Most of the scenarios are a fairly standard affair. One irksome thing with RailWorks is where you only get the AWS buzzer noise while specifically in the cab view. While this is great for diesel and electric locos where I tend to spend most of my time while driving anyway, in steam loco's there's nothing to look at and not much to see from the viewpoint through the window. With Steam Engines I tend to spend most of my time hanging out in head-out view but you won't ever hear the AWS buzzer like this and consequently if you're attentive you'll be able to see there's a ramp coming up and duck in, hear the alarm go off and then clear it. If you don't, then the only thing you'll hear is the brakes go to emergency application and the train grind to a halt. Still, it's all about the challenge and once you get the hang of it it's quite rewarding to realise you're actually paying real attention to what's going on as you drive rather than daydreaming.

I did find one bothersome bit at the beginning of the York scenario but it's more down to general problems or limitations with the scenario system in RailWorks than anything related to the Tornado add-on. I pulled in to York but obviously took a bit long in doing it, so I loaded passengers but was late doing so - once the passenger loading was complete I was told 'Instruction Complete: You didn't load any passengers at York'. This is obviously misleading (and indeed quite wrong) however it's because the scenario is set to be tightly timed so I have technically failed that instruction. The wording of this really should have reflected all the possible causes of failure other than the obvious.

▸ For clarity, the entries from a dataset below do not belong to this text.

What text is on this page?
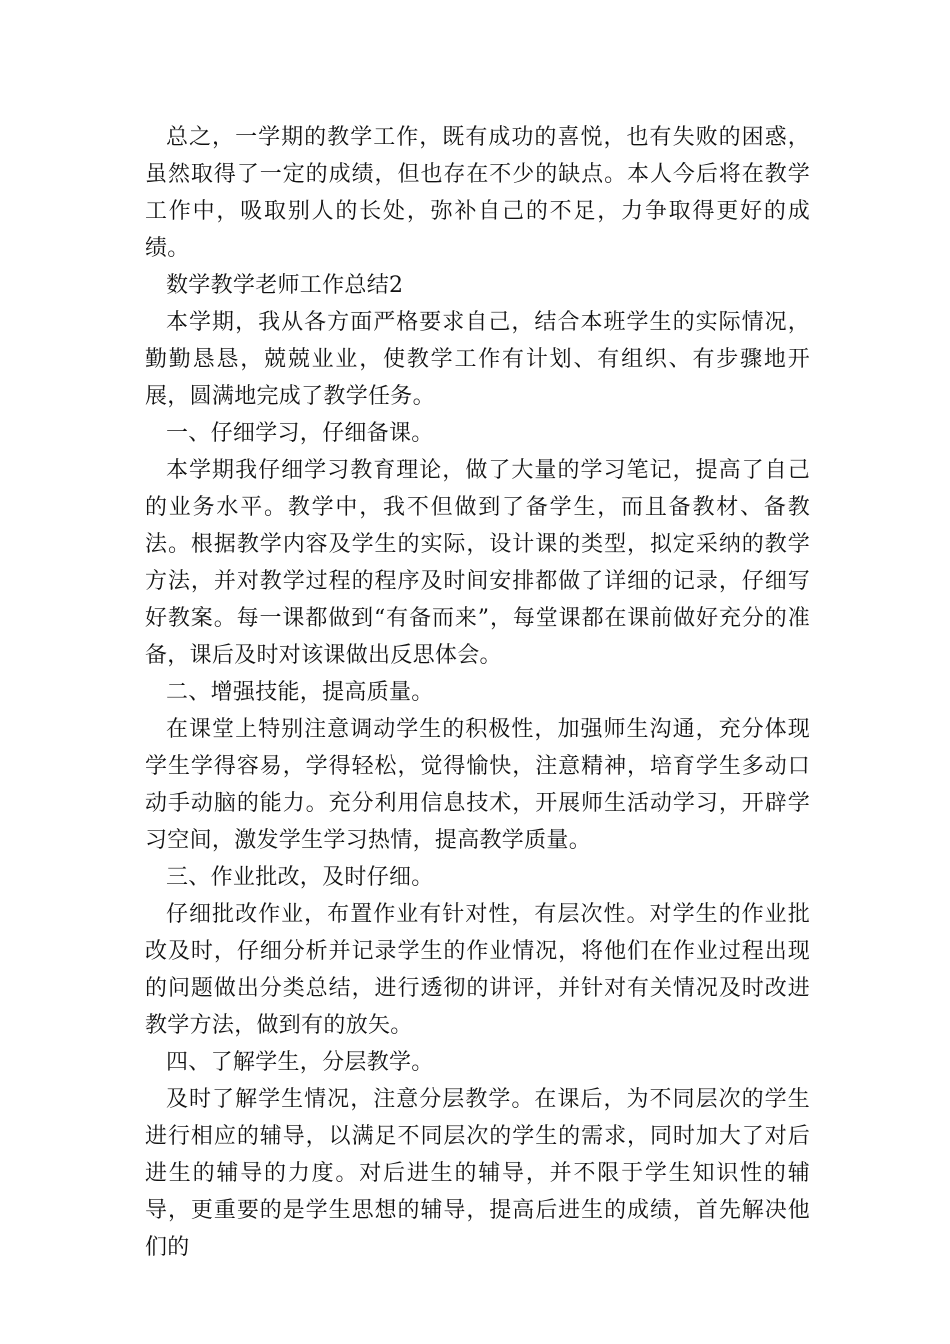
总之，一学期的教学工作，既有成功的喜悦，也有失败的困惑，虽然取得了一定的成绩，但也存在不少的缺点。本人今后将在教学工作中，吸取别人的长处，弥补自己的不足，力争取得更好的成绩。

数学教学老师工作总结2

本学期，我从各方面严格要求自己，结合本班学生的实际情况，勤勤恳恳，兢兢业业，使教学工作有计划、有组织、有步骤地开展，圆满地完成了教学任务。

一、仔细学习，仔细备课。

本学期我仔细学习教育理论，做了大量的学习笔记，提高了自己的业务水平。教学中，我不但做到了备学生，而且备教材、备教法。根据教学内容及学生的实际，设计课的类型，拟定采纳的教学方法，并对教学过程的程序及时间安排都做了详细的记录，仔细写好教案。每一课都做到“有备而来”，每堂课都在课前做好充分的准备，课后及时对该课做出反思体会。

二、增强技能，提高质量。

在课堂上特别注意调动学生的积极性，加强师生沟通，充分体现学生学得容易，学得轻松，觉得愉快，注意精神，培育学生多动口动手动脑的能力。充分利用信息技术，开展师生活动学习，开辟学习空间，激发学生学习热情，提高教学质量。

三、作业批改，及时仔细。

仔细批改作业，布置作业有针对性，有层次性。对学生的作业批改及时，仔细分析并记录学生的作业情况，将他们在作业过程出现的问题做出分类总结，进行透彻的讲评，并针对有关情况及时改进教学方法，做到有的放矢。

四、了解学生，分层教学。

及时了解学生情况，注意分层教学。在课后，为不同层次的学生进行相应的辅导，以满足不同层次的学生的需求，同时加大了对后进生的辅导的力度。对后进生的辅导，并不限于学生知识性的辅导，更重要的是学生思想的辅导，提高后进生的成绩，首先解决他们的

Lastly on this topic, as I pulled in to Newcastle I was quite confused about the route I was taking and you'll see in one of the latter screenshots in this collection why; my train is routed all over the place across and back to the right line again. It doesn't affect the running of the scenario but it does look odd.

I haven't mentioned the cab yet so it's time to move on to that. Wow. What an amazing feat of 3D modelling that is, every bit the counterpart to the model of the exterior of the locomotive, you will find such amazingly detailed pipework, valves and so forth. Even the simple act of pulling the handle to blow the whistle causes numerous interlinked bars to move around.

I think that's about all there is to say really! You can get it from Steam as an item of DLC, search for it on http://www.steampowered and it will set you back 11.99. Note that the loco represented is specifically Tornado and not the general A1 Class so while I'm sure the reskinners will have a go at some different liveries, styles and numbers, in fact they won't be quite right down to some specific modelling detail that won't be appropriate for original members of the class.

Overall I have to say that I've found this one a really enjoyable loco to drivem, much as I did the Challenger. The sounds are, for me, the standout feature, but then that's more because I've become accustomed to outstanding artwork from so seeing another example of them doing their job superbly is less impressive than the sounds - which to date i've always been a bit concerned with... but, no longer.